Oct. 16, 2009 -- Giving acetaminophen to babies to prevent fever after routine inoculations reduces the immunity that some common vaccines provide, Czech researchers said.
After initial vaccination at 3 to 5 months, infants who received acetaminophen -- commonly known by the brand name Tylenol -- had reduced immune responses to vaccines against pneumococcal disease, Haemophilus influenzae type b (Hib), diphtheria, tetanus, and pertussis (whooping cough), according to Dr. Roman Prymula of the University of Defence in Hradec Kralove, Czech Republic, and colleagues.
After booster doses at 12 to 15 months, children who received acetaminophen to ward off fever still had reduced immune responses to the vaccines against pneumococcal disease, Hib, and tetanus, the investigators reported in the Oct. 17 issue of The Lancet.
"To our knowledge, such an effect of prophylactic [acetaminophen] on post-immunization immune responses has not been documented before," the researchers said.

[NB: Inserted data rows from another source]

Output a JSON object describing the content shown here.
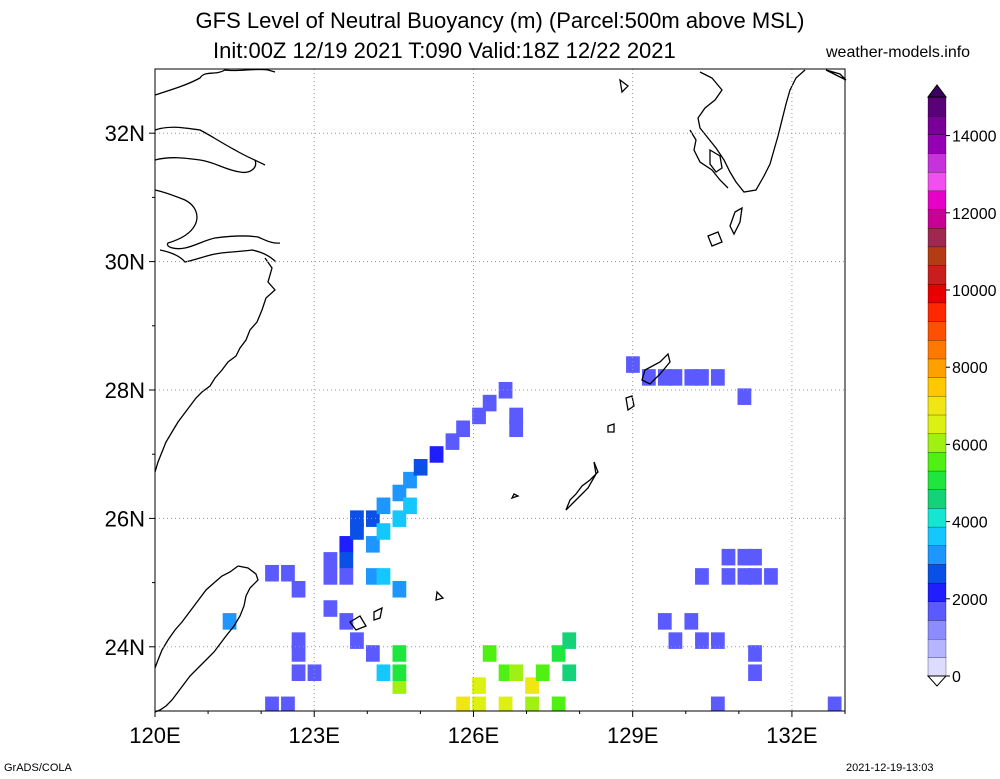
{
  "title": {
    "line1": "GFS Level of Neutral Buoyancy (m) (Parcel:500m above MSL)",
    "line2": "Init:00Z 12/19 2021 T:090 Valid:18Z 12/22 2021",
    "site": "weather-models.info"
  },
  "footer": {
    "left": "GrADS/COLA",
    "right": "2021-12-19-13:03"
  },
  "map": {
    "lon_range": [
      120,
      133
    ],
    "lat_range": [
      23,
      33
    ],
    "lon_ticks": [
      {
        "v": 120,
        "label": "120E"
      },
      {
        "v": 123,
        "label": "123E"
      },
      {
        "v": 126,
        "label": "126E"
      },
      {
        "v": 129,
        "label": "129E"
      },
      {
        "v": 132,
        "label": "132E"
      }
    ],
    "lat_ticks": [
      {
        "v": 24,
        "label": "24N"
      },
      {
        "v": 26,
        "label": "26N"
      },
      {
        "v": 28,
        "label": "28N"
      },
      {
        "v": 30,
        "label": "30N"
      },
      {
        "v": 32,
        "label": "32N"
      }
    ],
    "grid": true
  },
  "colorbar": {
    "labels": [
      "0",
      "2000",
      "4000",
      "6000",
      "8000",
      "10000",
      "12000",
      "14000"
    ],
    "colors": [
      "#dcdcff",
      "#b4b4ff",
      "#8c8cff",
      "#5a5aff",
      "#1e1eff",
      "#0a50e6",
      "#1e96ff",
      "#14c8ff",
      "#14e6d2",
      "#14d278",
      "#1ee63c",
      "#50f014",
      "#a0f014",
      "#dcf014",
      "#f0e614",
      "#ffc800",
      "#ffa000",
      "#ff7800",
      "#ff5000",
      "#ff2800",
      "#e60000",
      "#c81e1e",
      "#b43c14",
      "#a02850",
      "#c80096",
      "#e600c8",
      "#f050f0",
      "#c832dc",
      "#9600b4",
      "#780096",
      "#5a0078"
    ]
  },
  "field": {
    "units": "m",
    "cells": [
      {
        "lon": 122.2,
        "lat": 25.15,
        "v": 1500
      },
      {
        "lon": 122.5,
        "lat": 25.15,
        "v": 1500
      },
      {
        "lon": 122.7,
        "lat": 24.9,
        "v": 1500
      },
      {
        "lon": 121.4,
        "lat": 24.4,
        "v": 3200
      },
      {
        "lon": 123.3,
        "lat": 25.35,
        "v": 1500
      },
      {
        "lon": 123.6,
        "lat": 25.6,
        "v": 2200
      },
      {
        "lon": 123.6,
        "lat": 25.35,
        "v": 2600
      },
      {
        "lon": 123.6,
        "lat": 25.1,
        "v": 1700
      },
      {
        "lon": 123.3,
        "lat": 25.1,
        "v": 1600
      },
      {
        "lon": 123.8,
        "lat": 25.8,
        "v": 2800
      },
      {
        "lon": 123.8,
        "lat": 26.0,
        "v": 2500
      },
      {
        "lon": 124.1,
        "lat": 26.0,
        "v": 2900
      },
      {
        "lon": 124.3,
        "lat": 26.2,
        "v": 3000
      },
      {
        "lon": 124.6,
        "lat": 26.4,
        "v": 3200
      },
      {
        "lon": 124.8,
        "lat": 26.6,
        "v": 3000
      },
      {
        "lon": 125.0,
        "lat": 26.8,
        "v": 2800
      },
      {
        "lon": 125.3,
        "lat": 27.0,
        "v": 2300
      },
      {
        "lon": 125.6,
        "lat": 27.2,
        "v": 1900
      },
      {
        "lon": 125.8,
        "lat": 27.4,
        "v": 1500
      },
      {
        "lon": 126.1,
        "lat": 27.6,
        "v": 1500
      },
      {
        "lon": 126.3,
        "lat": 27.8,
        "v": 1500
      },
      {
        "lon": 126.6,
        "lat": 28.0,
        "v": 1500
      },
      {
        "lon": 126.8,
        "lat": 27.6,
        "v": 1500
      },
      {
        "lon": 126.8,
        "lat": 27.4,
        "v": 1700
      },
      {
        "lon": 124.1,
        "lat": 25.6,
        "v": 3300
      },
      {
        "lon": 124.3,
        "lat": 25.8,
        "v": 3600
      },
      {
        "lon": 124.6,
        "lat": 26.0,
        "v": 3700
      },
      {
        "lon": 124.8,
        "lat": 26.2,
        "v": 3500
      },
      {
        "lon": 124.1,
        "lat": 25.1,
        "v": 3100
      },
      {
        "lon": 124.3,
        "lat": 25.1,
        "v": 3400
      },
      {
        "lon": 124.6,
        "lat": 24.9,
        "v": 3000
      },
      {
        "lon": 123.3,
        "lat": 24.6,
        "v": 1500
      },
      {
        "lon": 123.6,
        "lat": 24.4,
        "v": 1700
      },
      {
        "lon": 123.8,
        "lat": 24.1,
        "v": 1500
      },
      {
        "lon": 124.1,
        "lat": 23.9,
        "v": 1600
      },
      {
        "lon": 124.3,
        "lat": 23.6,
        "v": 3500
      },
      {
        "lon": 124.6,
        "lat": 23.4,
        "v": 6000
      },
      {
        "lon": 124.6,
        "lat": 23.6,
        "v": 5200
      },
      {
        "lon": 124.6,
        "lat": 23.9,
        "v": 5000
      },
      {
        "lon": 122.7,
        "lat": 24.1,
        "v": 1800
      },
      {
        "lon": 122.7,
        "lat": 23.9,
        "v": 1500
      },
      {
        "lon": 122.7,
        "lat": 23.6,
        "v": 1500
      },
      {
        "lon": 123.0,
        "lat": 23.6,
        "v": 1500
      },
      {
        "lon": 122.2,
        "lat": 23.1,
        "v": 1500
      },
      {
        "lon": 122.5,
        "lat": 23.1,
        "v": 1500
      },
      {
        "lon": 126.3,
        "lat": 23.9,
        "v": 5500
      },
      {
        "lon": 126.6,
        "lat": 23.6,
        "v": 5800
      },
      {
        "lon": 126.8,
        "lat": 23.6,
        "v": 6200
      },
      {
        "lon": 127.1,
        "lat": 23.4,
        "v": 6800
      },
      {
        "lon": 126.1,
        "lat": 23.4,
        "v": 6500
      },
      {
        "lon": 125.8,
        "lat": 23.1,
        "v": 7000
      },
      {
        "lon": 126.1,
        "lat": 23.1,
        "v": 6600
      },
      {
        "lon": 126.6,
        "lat": 23.1,
        "v": 6400
      },
      {
        "lon": 127.1,
        "lat": 23.1,
        "v": 6000
      },
      {
        "lon": 127.3,
        "lat": 23.6,
        "v": 5800
      },
      {
        "lon": 127.6,
        "lat": 23.9,
        "v": 5000
      },
      {
        "lon": 127.8,
        "lat": 24.1,
        "v": 4700
      },
      {
        "lon": 127.8,
        "lat": 23.6,
        "v": 4800
      },
      {
        "lon": 127.6,
        "lat": 23.1,
        "v": 5500
      },
      {
        "lon": 129.0,
        "lat": 28.4,
        "v": 1500
      },
      {
        "lon": 129.3,
        "lat": 28.2,
        "v": 1500
      },
      {
        "lon": 129.6,
        "lat": 28.2,
        "v": 1500
      },
      {
        "lon": 129.8,
        "lat": 28.2,
        "v": 1500
      },
      {
        "lon": 130.1,
        "lat": 28.2,
        "v": 1500
      },
      {
        "lon": 130.3,
        "lat": 28.2,
        "v": 1500
      },
      {
        "lon": 130.6,
        "lat": 28.2,
        "v": 1500
      },
      {
        "lon": 131.1,
        "lat": 27.9,
        "v": 1500
      },
      {
        "lon": 130.8,
        "lat": 25.4,
        "v": 1500
      },
      {
        "lon": 131.1,
        "lat": 25.4,
        "v": 1700
      },
      {
        "lon": 131.3,
        "lat": 25.4,
        "v": 1500
      },
      {
        "lon": 131.6,
        "lat": 25.1,
        "v": 1500
      },
      {
        "lon": 131.3,
        "lat": 25.1,
        "v": 1500
      },
      {
        "lon": 131.1,
        "lat": 25.1,
        "v": 1500
      },
      {
        "lon": 130.8,
        "lat": 25.1,
        "v": 1500
      },
      {
        "lon": 130.3,
        "lat": 25.1,
        "v": 1500
      },
      {
        "lon": 129.6,
        "lat": 24.4,
        "v": 1500
      },
      {
        "lon": 129.8,
        "lat": 24.1,
        "v": 1500
      },
      {
        "lon": 130.1,
        "lat": 24.4,
        "v": 1500
      },
      {
        "lon": 130.3,
        "lat": 24.1,
        "v": 1500
      },
      {
        "lon": 130.6,
        "lat": 24.1,
        "v": 1500
      },
      {
        "lon": 131.3,
        "lat": 23.9,
        "v": 1500
      },
      {
        "lon": 131.3,
        "lat": 23.6,
        "v": 1500
      },
      {
        "lon": 130.6,
        "lat": 23.1,
        "v": 1500
      },
      {
        "lon": 132.8,
        "lat": 23.1,
        "v": 1500
      }
    ]
  }
}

Although the clinical relevance of the findings isn't clear, they said routine administration of fever-reducing drugs at the time of vaccination "should nevertheless no longer be routinely recommended without careful weighing of the expected benefits and risks."
Although fever after vaccination is not unusual and is generally benign, it can be a concern for parents. As a result, many parents now give their children acetaminophen, particularly after a pertussis shot.

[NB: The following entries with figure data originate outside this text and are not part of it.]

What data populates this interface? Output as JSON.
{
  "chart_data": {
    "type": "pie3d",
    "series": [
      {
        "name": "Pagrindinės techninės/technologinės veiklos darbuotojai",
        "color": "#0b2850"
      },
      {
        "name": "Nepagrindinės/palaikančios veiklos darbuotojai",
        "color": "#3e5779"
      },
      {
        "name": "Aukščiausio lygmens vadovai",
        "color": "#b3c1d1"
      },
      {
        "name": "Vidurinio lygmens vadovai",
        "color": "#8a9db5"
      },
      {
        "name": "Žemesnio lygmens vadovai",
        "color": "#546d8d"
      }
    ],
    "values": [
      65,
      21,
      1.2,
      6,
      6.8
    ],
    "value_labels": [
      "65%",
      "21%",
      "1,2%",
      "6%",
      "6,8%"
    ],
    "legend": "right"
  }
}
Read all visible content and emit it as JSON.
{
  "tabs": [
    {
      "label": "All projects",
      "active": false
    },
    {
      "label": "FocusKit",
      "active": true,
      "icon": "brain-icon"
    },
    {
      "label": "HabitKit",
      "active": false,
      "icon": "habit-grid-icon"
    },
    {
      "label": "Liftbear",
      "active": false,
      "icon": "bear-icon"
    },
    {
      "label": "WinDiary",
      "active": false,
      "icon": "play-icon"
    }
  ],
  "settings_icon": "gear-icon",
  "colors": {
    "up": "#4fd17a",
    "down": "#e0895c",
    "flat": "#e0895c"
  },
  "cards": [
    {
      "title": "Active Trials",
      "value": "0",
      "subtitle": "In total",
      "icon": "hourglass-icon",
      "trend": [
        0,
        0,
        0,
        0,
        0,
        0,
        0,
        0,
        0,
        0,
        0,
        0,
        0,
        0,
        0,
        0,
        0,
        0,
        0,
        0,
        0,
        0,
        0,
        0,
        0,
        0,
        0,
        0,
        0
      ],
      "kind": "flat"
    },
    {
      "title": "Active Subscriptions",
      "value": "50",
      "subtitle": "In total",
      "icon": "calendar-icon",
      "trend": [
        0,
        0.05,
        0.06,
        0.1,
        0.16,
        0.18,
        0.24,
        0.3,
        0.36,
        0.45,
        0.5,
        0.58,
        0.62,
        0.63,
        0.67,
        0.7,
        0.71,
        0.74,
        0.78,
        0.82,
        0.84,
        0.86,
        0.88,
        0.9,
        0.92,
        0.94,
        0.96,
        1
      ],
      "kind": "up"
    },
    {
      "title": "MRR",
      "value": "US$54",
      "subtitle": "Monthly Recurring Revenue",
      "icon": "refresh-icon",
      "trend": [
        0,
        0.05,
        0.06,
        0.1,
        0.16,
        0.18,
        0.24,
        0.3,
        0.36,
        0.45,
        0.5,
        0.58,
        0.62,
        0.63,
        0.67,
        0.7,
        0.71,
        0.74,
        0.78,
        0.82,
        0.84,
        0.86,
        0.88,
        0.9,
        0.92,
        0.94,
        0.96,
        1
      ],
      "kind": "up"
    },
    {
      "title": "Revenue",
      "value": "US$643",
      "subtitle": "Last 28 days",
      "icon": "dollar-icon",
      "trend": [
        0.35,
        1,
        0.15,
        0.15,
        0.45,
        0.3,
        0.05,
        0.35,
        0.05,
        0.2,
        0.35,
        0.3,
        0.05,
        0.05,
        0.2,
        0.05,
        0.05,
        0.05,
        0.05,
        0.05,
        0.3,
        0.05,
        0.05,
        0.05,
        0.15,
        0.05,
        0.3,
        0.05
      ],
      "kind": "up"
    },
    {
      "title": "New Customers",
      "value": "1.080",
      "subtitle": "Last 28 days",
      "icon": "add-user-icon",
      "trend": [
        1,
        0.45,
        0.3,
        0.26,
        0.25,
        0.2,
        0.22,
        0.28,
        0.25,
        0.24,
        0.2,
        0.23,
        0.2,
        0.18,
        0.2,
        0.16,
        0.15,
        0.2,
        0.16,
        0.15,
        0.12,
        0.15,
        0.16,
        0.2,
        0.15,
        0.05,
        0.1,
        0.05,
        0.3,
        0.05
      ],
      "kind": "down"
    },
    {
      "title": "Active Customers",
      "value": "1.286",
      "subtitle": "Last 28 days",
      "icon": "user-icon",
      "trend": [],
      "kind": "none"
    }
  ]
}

Prymula and his colleagues conducted two randomized controlled trials — one for the initial vaccine dose and one for the booster dose — to explore the effect of preventive acetaminophen on fever and on the children's immune response.

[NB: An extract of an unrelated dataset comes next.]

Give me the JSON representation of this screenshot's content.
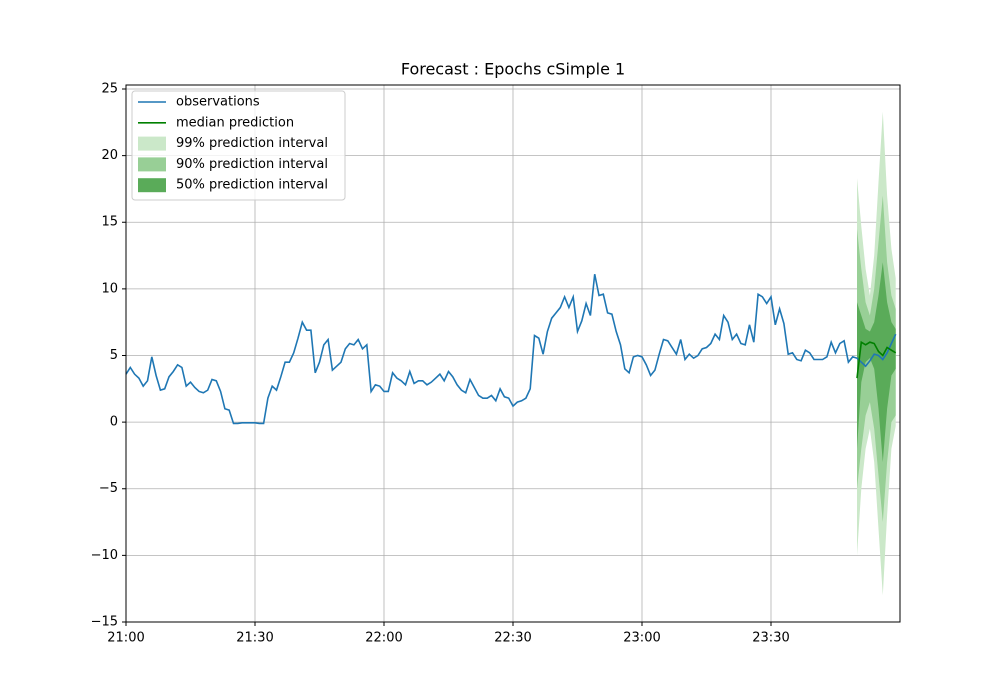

At 10 centers in the Czech Republic, infants were randomized to receive three acetaminophen doses every six to eight hours the day after vaccination (226 patients) or no treatment (233 patients).
For most, the acetaminophen did its primary job. The babies who received it had a significantly lower rate of fever, defined as 100.4°F or higher, after both the initial round of immunizations (42 percent versus 66 percent) and the booster doses (36 percent versus 58 percent).
Adverse events occurred at similar rates in the two groups.
Following the initial vaccinations, immune response, as measured by the geometric mean antibody concentration, was lower in the acetaminophen group for all 10 pneumococcal vaccine serotypes, Hib polysaccharide, diphtheria, tetanus, and one of the pertussis antibodies.
After the booster, antibody concentration in the acetaminophen group was lower for tetanus, Hib, and all but one of the pneumococcal serotypes.
While researchers had varying explanations for the effect, Dr. Robert Chen of the U.S. Centers for Disease Control and Prevention wrote in an accompanying editorial that the study raises question about the effect of fever-reducing drugs on the protection these vaccines offer the entire population.
"This point has implications, especially for Haemophilus influenzae and pneumococcus, for which higher and sustained antibody concentrations are needed to interrupt the carrier state and reduce transmission within the population, and for pertussis, the bacterial vaccine-preventable disease that is the least well controlled," he and colleagues wrote.